Born into a Protestant family in Montpellier, Bourdon had begun his career in Rome as a painter of bambochades in the style of contemporary Dutch-Italianate painters, such as Pieter van Laer and Jan Miel. He does not seem to have encountered Poussin's art in Rome and was largely insensible to its influence until the 1640s, some years after he had left Rome for Paris. Bourdon was invited to Stockholm to assume the duties of court painter to Queen Christina in 1652, returning to France two years later, and his subsequent exposure to Poussin's works, which were now to be seen in many Parisian picture collections, profoundly affected him and inspired him to reconceive his style. Henceforth, he specialized in New Testament and classical History subjects (and occasional landscapes) rendered in geometric compositions of clearly defined planes, executed in bright, clear colors.
The exquisite Holy Family with Saint Elizabeth and the infant Saint John the Baptist is one of many small-scale depictions of the Holy Family that Bourdon made in the later part of his career for sophisticated connoisseurs and amateurs. The richly ornamented composition is tightly and rhythmically conceived, its five figures tightly but gracefully intertwined in a veritably pyramidal block of forms. Its debt to the Holy Family compositions of Raphael is obvious, but Bourdon's homage to the Master of Urbino is delicate and poetic. Even more apparent is Bourdon's dependence on the model of Poussin, especially the nearly contemporaneous Holy Family on the Steps (1648; Cleveland Museum of Art, inv. 1981.18), a masterpiece by Poussin of arresting geometric, spatial and psychological unity, as well as profound human feeling. In its clear, primary colors, tender interplay of gestures, and impressively architectonic landscape, Bourdon's Holy Family with Saint Elizabeth and the infant Saint John better embodies the lessons of Poussin's pure and idealized paintings of the late 1640s and 1650s than the works of any of his contemporaries.

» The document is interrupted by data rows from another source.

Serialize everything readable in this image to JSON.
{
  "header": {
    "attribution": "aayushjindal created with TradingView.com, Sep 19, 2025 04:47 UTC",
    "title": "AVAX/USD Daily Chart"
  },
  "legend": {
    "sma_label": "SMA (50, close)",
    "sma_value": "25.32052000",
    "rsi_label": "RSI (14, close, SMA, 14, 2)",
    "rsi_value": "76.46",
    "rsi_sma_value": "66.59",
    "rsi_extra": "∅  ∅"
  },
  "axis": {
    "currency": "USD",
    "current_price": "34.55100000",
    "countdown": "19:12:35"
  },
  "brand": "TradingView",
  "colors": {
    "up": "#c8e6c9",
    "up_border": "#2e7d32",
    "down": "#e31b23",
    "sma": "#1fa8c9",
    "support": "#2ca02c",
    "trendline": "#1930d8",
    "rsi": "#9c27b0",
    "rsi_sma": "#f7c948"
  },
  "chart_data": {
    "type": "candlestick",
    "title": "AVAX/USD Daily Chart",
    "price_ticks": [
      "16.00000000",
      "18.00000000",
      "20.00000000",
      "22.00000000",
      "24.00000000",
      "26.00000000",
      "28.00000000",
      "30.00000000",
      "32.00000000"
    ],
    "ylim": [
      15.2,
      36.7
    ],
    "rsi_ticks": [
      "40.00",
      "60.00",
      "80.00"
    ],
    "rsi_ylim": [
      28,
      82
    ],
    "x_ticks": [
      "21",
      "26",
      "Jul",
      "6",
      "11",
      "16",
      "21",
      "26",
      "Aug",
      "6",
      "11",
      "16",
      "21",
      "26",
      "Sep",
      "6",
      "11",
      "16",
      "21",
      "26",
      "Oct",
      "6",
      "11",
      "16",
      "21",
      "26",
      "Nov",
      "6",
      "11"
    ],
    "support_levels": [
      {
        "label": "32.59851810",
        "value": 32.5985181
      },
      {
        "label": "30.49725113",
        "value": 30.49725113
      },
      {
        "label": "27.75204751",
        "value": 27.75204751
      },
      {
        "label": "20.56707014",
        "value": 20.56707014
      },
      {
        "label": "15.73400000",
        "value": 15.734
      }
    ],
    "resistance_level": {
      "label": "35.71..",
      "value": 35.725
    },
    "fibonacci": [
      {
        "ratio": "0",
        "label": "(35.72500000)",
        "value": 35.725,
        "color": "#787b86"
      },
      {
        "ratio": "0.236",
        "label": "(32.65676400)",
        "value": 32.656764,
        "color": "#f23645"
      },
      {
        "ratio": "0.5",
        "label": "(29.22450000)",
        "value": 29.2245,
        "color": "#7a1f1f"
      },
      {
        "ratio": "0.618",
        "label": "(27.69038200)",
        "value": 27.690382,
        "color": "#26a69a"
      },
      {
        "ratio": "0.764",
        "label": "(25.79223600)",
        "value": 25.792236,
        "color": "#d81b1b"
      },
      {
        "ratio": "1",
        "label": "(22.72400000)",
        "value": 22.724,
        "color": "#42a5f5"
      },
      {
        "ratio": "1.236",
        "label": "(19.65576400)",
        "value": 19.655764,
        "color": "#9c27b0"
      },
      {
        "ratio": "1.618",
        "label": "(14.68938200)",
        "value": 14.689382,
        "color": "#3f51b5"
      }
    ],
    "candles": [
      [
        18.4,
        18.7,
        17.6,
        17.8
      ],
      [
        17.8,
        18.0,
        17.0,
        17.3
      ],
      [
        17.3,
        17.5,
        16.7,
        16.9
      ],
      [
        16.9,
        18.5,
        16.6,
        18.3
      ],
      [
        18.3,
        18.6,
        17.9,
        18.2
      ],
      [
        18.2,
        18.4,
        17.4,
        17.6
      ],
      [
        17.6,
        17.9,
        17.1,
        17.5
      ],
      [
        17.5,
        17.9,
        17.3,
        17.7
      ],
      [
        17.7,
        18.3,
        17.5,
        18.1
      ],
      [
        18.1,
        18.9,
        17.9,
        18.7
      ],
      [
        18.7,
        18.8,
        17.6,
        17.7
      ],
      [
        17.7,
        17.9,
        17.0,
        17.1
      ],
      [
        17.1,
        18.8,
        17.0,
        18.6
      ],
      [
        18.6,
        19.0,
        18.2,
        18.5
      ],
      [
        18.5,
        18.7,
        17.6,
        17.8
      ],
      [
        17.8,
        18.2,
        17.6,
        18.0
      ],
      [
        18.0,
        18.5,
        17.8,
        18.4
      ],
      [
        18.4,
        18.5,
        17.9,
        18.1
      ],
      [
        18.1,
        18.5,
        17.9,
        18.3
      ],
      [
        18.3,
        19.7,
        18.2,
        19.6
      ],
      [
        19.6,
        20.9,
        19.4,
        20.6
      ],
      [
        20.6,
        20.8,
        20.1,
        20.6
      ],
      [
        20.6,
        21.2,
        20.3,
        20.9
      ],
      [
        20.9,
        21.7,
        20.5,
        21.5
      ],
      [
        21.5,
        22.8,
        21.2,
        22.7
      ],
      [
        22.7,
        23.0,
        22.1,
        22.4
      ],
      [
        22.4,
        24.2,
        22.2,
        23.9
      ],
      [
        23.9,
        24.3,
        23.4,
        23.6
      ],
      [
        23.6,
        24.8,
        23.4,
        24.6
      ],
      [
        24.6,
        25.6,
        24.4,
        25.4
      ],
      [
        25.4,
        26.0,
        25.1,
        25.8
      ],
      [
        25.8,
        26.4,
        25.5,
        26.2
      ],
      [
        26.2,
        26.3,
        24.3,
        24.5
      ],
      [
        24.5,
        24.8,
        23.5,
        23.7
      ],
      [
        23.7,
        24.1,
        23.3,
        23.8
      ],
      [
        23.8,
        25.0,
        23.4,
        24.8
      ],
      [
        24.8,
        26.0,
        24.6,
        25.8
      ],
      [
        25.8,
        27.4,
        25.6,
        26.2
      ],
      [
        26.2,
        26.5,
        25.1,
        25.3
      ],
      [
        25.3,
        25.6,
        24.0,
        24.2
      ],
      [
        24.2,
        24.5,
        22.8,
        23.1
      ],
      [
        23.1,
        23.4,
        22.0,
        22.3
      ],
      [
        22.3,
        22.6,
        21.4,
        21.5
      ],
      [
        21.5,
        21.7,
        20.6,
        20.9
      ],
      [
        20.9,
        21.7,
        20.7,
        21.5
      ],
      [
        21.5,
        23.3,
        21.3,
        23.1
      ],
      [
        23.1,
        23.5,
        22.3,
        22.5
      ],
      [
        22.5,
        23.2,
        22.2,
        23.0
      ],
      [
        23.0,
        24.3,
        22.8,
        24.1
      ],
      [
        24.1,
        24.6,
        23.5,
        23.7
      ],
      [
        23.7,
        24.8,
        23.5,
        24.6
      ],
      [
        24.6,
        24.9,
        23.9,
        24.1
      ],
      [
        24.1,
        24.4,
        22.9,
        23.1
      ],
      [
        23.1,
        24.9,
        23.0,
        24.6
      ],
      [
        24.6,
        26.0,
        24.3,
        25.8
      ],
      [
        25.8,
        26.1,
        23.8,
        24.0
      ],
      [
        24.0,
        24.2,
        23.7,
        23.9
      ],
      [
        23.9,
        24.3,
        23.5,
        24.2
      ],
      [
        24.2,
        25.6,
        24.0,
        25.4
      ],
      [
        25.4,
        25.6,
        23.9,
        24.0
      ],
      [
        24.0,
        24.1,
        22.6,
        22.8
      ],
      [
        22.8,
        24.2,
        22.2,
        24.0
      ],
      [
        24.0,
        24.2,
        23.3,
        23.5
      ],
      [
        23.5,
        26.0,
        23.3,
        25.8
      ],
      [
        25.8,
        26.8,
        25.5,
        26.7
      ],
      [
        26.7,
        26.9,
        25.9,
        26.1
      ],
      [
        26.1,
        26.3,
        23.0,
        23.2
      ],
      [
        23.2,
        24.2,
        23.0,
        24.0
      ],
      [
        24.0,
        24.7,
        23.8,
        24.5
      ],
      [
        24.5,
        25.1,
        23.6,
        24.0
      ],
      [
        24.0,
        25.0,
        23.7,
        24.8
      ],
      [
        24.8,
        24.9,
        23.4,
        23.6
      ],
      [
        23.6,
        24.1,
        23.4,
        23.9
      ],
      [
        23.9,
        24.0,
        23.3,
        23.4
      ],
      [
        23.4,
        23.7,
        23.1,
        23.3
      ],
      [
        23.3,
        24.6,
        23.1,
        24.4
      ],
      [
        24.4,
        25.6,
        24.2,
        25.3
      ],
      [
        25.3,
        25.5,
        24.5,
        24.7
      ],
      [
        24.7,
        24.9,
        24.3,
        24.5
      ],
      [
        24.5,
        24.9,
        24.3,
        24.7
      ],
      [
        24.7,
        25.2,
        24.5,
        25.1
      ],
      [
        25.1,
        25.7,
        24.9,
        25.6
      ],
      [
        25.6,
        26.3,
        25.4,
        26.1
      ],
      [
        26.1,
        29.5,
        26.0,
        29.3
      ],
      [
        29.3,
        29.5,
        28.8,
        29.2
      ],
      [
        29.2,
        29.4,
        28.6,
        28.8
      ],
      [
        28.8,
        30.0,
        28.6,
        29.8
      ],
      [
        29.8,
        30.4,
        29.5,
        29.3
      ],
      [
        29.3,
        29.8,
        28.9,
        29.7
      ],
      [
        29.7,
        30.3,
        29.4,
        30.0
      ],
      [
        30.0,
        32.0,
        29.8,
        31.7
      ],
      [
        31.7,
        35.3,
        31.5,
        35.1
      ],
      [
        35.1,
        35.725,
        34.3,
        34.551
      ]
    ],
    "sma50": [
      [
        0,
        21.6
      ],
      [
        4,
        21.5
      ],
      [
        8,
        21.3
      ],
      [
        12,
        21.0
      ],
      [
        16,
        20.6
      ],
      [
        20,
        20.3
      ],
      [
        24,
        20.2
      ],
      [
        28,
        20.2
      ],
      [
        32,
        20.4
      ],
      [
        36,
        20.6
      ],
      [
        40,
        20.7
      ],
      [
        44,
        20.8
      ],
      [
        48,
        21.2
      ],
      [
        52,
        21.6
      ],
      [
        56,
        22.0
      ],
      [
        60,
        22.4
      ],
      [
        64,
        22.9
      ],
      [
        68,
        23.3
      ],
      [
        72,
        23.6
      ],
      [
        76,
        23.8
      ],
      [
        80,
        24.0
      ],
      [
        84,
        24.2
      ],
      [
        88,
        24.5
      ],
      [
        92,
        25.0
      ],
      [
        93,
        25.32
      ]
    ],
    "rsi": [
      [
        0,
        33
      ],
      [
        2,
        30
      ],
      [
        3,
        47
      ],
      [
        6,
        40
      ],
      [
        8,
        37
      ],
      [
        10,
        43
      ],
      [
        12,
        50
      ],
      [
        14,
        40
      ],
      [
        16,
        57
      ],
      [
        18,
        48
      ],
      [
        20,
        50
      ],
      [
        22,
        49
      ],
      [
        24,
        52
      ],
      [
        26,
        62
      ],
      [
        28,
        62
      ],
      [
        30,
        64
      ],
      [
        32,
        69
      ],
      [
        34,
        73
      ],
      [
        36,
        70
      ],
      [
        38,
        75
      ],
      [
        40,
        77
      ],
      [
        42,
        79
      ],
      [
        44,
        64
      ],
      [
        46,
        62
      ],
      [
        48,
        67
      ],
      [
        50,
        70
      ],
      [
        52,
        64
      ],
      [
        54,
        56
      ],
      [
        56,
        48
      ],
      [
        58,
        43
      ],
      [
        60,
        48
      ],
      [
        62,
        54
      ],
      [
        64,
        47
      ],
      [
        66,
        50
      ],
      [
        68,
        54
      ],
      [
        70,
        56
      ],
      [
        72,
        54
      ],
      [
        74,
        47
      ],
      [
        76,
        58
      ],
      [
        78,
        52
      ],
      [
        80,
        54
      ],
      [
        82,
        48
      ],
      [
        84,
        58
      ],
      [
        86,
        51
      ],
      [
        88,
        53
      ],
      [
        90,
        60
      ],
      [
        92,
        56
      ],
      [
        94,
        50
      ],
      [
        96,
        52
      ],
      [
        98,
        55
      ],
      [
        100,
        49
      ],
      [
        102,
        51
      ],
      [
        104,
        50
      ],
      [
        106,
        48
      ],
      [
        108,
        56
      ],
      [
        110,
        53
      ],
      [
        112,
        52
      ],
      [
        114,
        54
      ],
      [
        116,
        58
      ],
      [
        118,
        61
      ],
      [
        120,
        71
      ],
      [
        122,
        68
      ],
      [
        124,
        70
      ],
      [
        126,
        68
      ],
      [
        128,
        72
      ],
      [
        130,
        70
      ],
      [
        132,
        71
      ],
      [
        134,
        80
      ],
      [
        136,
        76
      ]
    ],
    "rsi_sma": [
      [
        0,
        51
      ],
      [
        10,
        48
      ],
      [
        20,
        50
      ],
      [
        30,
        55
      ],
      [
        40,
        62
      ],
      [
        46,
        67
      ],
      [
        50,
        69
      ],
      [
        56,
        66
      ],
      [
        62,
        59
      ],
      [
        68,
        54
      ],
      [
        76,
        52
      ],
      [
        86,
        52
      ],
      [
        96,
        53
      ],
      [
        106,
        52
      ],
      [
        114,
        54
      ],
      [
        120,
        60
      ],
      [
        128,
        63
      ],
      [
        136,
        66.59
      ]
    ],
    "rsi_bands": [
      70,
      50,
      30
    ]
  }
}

It should come as no surprise that the first known owner of Bourdon's painting, George Watson Taylor (d. 1823), attributed it to Poussin himself, a misidentification that stayed with it until well into the twentieth century. However, the painting is a very close variation on a composition by Bourdon that was engraved twice in the seventeenth century, by Gilles Rousselet (1610-1686) and Pierre van Schuppen (see Thuillier, op. cit.). The latter print, inscribed 'Bourdon Pinxit', is dated '1670', although in style and handling the present painting seems likely to have been executed at the end of the 1650s.